Rivers won COY for coaching a team whose best player was Darrell Armstrong to a .500 record. Hell, the Clippers are the best team that he hasn't gotten to the conference finals. Thibodeau led an unproven team to the ECF, in his first crack at it, and last year he got Joakim Noah and a bunch of guys to the second round. Carlisle is the only active coach to lead three different teams to the conference finals; he might be the only coach ever to have done that.
I did call Stotts a terrible coach, but
- He proved me wrong.
- He's gotten more out of less than Spoelstra has.
COY doesn't register with me. doesn't mean anything other than that the team someone coached has had a surprisingly good season. Thibs has always had a fairly strong team talent-wise and has had the advantage of coaching in the East (and yes, Spoelstra has benefitted from the same advantage). he's also pretty much killed his major minute guys season after season, usually leading to many of them missing significant time, especially late season. last year's effort to rally to the 4th seed, though it was an incredibly weak conference, was commendable, but they were still summarily dismissed in the first round. Carlisle, as I said, I'll happily acknowledge as the superior coach. he's gotten a lot out of seemingly inferior teams time and again, and has actually won a ring doing so.
as far as Stotts, he's managed to win one playoff round with that roster and I'm not sure that the talent gap between those two teams was all that large last season. that Heat team, outside of LeBron, was pretty weak.
He can't. He's already proven he can't. Spoelstra has not gotten out of the first round with fewer than two Hall of Famers on his team. There's nothing remotely "revolutionary" about his schemes; there's nothing remotely "near-revolutionary" about his schemes. His "schemes" resemble Paul Westhead's "schemes" from the early eighties: give the ball to Magic LeBron. Some scheme.
he has proven he can't? are you kidding me? four out of six years he has made the Finals and the two times he didn't, he has lead a roster that featured Dwyane Wade and really nobody else to the playoffs. the '09 roster had 42 games of post-Suns and not really caring all that much Shawn Marion and an (at that point) fairly decrepit Jermaine O'Neal, those were their biggest names outside of Wade. hell, '10 Michael Beasley was their second leading scorer. they still made the playoffs. that doesn't exactly scream evidence of failure to me.

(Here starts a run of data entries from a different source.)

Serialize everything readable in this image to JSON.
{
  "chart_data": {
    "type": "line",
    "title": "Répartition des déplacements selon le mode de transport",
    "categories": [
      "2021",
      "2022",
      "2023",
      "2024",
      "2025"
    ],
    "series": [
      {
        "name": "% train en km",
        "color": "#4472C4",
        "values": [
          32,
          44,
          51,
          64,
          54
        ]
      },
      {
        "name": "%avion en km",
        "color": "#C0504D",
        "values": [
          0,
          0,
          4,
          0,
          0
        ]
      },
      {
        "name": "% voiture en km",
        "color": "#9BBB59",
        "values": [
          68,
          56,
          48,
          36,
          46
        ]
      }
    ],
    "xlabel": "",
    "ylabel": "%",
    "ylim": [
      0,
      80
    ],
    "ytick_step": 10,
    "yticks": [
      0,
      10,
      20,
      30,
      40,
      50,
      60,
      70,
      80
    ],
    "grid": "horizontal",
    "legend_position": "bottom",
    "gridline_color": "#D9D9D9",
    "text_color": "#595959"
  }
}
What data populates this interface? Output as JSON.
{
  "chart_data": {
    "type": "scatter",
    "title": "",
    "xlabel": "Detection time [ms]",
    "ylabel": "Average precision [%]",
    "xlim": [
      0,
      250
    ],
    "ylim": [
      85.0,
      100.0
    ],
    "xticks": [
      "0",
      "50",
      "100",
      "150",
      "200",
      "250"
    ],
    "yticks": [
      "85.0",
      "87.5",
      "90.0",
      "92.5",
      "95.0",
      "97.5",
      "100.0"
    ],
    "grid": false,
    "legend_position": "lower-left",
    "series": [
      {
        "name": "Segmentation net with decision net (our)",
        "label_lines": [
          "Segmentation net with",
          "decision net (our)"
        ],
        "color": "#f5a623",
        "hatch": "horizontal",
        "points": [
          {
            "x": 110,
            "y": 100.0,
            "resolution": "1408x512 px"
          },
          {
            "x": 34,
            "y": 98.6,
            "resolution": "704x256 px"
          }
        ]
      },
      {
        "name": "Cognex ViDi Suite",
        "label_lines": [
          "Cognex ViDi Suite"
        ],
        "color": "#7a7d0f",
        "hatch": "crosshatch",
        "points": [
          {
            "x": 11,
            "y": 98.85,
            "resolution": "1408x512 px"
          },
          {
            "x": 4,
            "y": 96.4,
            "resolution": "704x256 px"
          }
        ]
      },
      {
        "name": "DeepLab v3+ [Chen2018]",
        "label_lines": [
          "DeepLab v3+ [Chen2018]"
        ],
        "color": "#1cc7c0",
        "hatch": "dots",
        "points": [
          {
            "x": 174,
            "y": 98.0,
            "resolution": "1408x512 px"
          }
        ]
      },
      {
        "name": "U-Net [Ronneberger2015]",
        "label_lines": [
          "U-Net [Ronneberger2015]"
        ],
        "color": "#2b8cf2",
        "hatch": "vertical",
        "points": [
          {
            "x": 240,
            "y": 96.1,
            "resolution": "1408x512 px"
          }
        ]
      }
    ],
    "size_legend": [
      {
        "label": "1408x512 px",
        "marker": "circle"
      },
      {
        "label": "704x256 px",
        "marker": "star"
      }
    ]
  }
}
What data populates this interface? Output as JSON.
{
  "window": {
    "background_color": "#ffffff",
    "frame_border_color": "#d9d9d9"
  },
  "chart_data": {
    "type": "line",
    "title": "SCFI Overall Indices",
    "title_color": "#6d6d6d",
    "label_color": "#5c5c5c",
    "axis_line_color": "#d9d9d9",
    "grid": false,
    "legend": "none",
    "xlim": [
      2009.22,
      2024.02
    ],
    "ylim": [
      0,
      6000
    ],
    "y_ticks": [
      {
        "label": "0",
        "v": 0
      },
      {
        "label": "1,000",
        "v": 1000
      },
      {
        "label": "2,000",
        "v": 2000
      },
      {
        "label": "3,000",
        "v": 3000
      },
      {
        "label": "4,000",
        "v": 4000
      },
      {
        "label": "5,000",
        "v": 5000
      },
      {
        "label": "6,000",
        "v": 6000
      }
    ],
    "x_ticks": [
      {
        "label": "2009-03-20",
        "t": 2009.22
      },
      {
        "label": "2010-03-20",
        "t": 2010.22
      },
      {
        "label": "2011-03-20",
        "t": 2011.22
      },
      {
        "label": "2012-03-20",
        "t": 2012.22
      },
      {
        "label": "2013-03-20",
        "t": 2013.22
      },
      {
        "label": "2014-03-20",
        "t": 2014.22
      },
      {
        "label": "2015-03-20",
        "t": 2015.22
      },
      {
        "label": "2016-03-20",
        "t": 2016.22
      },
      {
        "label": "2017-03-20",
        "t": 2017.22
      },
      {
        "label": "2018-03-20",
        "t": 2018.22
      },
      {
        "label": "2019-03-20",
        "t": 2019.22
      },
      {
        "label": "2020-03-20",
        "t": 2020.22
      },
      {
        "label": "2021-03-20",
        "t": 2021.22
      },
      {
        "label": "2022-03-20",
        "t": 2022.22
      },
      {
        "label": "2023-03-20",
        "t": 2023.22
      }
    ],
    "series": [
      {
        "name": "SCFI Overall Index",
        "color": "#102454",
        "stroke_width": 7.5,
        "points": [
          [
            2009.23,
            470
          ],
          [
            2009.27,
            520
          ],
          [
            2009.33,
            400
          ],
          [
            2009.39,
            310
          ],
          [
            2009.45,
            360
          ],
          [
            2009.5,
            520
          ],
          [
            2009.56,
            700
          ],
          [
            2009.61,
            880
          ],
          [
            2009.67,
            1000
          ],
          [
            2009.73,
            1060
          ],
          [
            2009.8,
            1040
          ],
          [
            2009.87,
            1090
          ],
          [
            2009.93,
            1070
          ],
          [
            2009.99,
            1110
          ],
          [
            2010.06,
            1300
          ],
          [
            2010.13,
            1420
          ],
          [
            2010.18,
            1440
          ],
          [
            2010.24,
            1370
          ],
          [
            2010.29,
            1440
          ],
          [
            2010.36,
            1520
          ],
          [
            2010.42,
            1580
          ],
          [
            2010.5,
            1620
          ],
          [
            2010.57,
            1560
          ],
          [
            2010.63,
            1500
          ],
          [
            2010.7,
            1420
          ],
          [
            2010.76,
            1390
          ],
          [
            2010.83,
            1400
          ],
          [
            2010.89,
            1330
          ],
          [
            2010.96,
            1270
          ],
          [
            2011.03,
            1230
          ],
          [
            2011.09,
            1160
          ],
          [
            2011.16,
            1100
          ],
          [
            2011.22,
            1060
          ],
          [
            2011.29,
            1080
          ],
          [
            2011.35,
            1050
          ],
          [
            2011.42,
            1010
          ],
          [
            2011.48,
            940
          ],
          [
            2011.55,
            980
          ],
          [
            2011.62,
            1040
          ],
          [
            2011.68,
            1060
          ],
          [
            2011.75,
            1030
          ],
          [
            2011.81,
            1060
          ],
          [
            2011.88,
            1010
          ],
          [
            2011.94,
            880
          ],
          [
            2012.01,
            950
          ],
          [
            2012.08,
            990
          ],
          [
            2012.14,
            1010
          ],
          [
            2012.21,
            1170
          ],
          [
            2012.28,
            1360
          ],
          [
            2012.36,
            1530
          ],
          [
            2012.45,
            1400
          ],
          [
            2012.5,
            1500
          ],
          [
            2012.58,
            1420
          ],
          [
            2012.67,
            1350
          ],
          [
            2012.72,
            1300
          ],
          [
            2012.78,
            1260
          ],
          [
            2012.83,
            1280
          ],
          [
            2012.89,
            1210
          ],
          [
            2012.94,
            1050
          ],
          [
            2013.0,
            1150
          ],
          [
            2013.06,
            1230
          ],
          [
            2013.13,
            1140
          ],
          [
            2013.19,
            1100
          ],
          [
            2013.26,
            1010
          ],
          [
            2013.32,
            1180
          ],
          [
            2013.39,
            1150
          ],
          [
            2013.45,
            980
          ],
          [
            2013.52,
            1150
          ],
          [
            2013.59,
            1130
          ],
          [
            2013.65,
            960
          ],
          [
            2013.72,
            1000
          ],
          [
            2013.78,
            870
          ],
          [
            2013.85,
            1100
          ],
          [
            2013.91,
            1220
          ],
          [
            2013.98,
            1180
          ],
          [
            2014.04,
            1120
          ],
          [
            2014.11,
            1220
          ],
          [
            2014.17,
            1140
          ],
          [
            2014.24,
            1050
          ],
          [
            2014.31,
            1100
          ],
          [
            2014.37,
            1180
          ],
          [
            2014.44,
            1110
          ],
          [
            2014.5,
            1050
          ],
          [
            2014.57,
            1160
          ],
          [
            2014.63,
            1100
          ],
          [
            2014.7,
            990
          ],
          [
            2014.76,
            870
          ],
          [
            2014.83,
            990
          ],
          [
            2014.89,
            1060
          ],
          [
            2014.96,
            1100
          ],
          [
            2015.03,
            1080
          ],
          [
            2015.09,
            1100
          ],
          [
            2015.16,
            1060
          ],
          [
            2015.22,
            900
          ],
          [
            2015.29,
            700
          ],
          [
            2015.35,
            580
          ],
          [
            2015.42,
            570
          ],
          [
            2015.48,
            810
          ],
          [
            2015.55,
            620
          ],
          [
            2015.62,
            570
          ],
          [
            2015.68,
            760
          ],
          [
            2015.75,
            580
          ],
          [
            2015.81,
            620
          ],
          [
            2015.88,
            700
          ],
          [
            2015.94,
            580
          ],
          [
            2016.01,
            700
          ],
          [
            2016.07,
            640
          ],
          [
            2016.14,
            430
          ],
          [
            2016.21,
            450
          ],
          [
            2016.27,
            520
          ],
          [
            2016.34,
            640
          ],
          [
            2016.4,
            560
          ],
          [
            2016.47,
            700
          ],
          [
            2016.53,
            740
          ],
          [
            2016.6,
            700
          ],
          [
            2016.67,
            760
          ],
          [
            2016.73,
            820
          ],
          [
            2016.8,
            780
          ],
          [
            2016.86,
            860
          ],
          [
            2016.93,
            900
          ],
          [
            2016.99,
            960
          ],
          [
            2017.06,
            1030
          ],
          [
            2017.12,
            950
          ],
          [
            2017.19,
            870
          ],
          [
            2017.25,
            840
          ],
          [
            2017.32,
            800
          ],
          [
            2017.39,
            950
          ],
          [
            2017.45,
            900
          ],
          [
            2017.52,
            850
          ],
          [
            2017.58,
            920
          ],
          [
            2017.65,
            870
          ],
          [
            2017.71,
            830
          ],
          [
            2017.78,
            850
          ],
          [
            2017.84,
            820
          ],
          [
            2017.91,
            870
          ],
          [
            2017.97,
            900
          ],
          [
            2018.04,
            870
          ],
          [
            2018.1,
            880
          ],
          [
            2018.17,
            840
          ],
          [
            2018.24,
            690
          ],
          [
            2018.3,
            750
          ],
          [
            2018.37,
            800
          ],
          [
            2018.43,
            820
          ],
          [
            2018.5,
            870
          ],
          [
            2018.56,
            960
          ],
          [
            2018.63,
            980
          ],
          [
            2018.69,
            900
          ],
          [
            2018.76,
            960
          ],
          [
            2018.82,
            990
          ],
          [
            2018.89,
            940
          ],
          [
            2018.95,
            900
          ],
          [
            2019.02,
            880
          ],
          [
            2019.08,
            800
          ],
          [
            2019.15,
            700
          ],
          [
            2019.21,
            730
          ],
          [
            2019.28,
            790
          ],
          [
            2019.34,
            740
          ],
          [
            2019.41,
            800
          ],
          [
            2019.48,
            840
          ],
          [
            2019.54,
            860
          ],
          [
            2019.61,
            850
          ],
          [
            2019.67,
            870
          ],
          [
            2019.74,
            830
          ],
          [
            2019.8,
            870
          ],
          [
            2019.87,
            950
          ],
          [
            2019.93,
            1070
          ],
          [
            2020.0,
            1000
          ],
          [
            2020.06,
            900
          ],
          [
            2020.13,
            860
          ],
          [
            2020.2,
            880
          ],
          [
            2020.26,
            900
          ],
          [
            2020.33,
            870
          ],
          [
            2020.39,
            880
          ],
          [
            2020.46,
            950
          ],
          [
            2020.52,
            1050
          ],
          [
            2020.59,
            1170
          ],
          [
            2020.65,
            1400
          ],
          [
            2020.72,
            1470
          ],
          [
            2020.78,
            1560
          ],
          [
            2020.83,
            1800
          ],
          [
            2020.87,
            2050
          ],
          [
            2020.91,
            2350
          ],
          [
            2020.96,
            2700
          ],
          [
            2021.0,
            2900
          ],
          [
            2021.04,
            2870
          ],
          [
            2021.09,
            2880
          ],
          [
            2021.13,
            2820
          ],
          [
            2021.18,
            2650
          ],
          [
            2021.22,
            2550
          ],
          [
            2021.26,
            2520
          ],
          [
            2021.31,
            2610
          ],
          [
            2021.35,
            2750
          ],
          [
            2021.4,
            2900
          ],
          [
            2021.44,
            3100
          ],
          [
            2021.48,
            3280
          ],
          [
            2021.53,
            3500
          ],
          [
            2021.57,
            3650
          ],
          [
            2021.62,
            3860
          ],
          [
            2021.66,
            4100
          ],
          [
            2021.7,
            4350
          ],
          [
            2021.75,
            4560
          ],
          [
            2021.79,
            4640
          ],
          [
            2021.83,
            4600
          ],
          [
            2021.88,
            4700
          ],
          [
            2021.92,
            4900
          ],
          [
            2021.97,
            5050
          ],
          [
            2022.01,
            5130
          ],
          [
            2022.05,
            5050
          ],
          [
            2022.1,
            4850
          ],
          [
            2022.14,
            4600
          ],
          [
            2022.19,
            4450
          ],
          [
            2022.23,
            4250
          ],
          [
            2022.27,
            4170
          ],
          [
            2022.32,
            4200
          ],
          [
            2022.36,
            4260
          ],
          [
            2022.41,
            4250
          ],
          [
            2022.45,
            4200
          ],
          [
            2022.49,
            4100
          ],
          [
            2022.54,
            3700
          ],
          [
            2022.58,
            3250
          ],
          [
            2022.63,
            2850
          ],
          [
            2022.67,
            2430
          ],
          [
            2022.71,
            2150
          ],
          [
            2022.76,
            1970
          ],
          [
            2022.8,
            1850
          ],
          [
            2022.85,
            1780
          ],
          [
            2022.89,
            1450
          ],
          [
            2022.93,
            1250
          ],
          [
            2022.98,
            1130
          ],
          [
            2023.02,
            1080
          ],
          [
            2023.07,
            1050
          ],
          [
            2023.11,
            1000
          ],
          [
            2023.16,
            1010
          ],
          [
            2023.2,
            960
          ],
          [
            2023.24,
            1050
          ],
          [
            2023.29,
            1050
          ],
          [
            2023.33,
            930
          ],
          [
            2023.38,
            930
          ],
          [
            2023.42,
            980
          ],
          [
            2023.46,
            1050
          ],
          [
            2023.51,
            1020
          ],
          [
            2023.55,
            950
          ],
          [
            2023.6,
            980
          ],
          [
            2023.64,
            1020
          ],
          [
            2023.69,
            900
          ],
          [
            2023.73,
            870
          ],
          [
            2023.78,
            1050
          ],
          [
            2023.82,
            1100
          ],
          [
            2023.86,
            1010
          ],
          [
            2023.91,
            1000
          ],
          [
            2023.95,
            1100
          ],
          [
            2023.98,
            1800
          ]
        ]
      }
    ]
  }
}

as far as the revolutionary-ness is concerned: the Heat relied on the low-post game of their SG and SF with pretty much only jump-shooters surrounding them. they had one big guy rim protector during their runs and that guy came off the bench. their whole defense was all trapping and doubling and swarming like hell. they won multiple championships playing small ball. when before has that ever worked? and yeah, I consider that revolutionary, what else is?
and saying their offense is only throwing the ball to LeBron and watch what happens is not correct, imo. yeah, most of their offense ran through him, sure, as it should. but once the ball got moving, everybody knew what to do, where to pass, when to cut, how to attack, and so on. that was no stagnant OKC offense that had no idea what to once their second option was eliminated.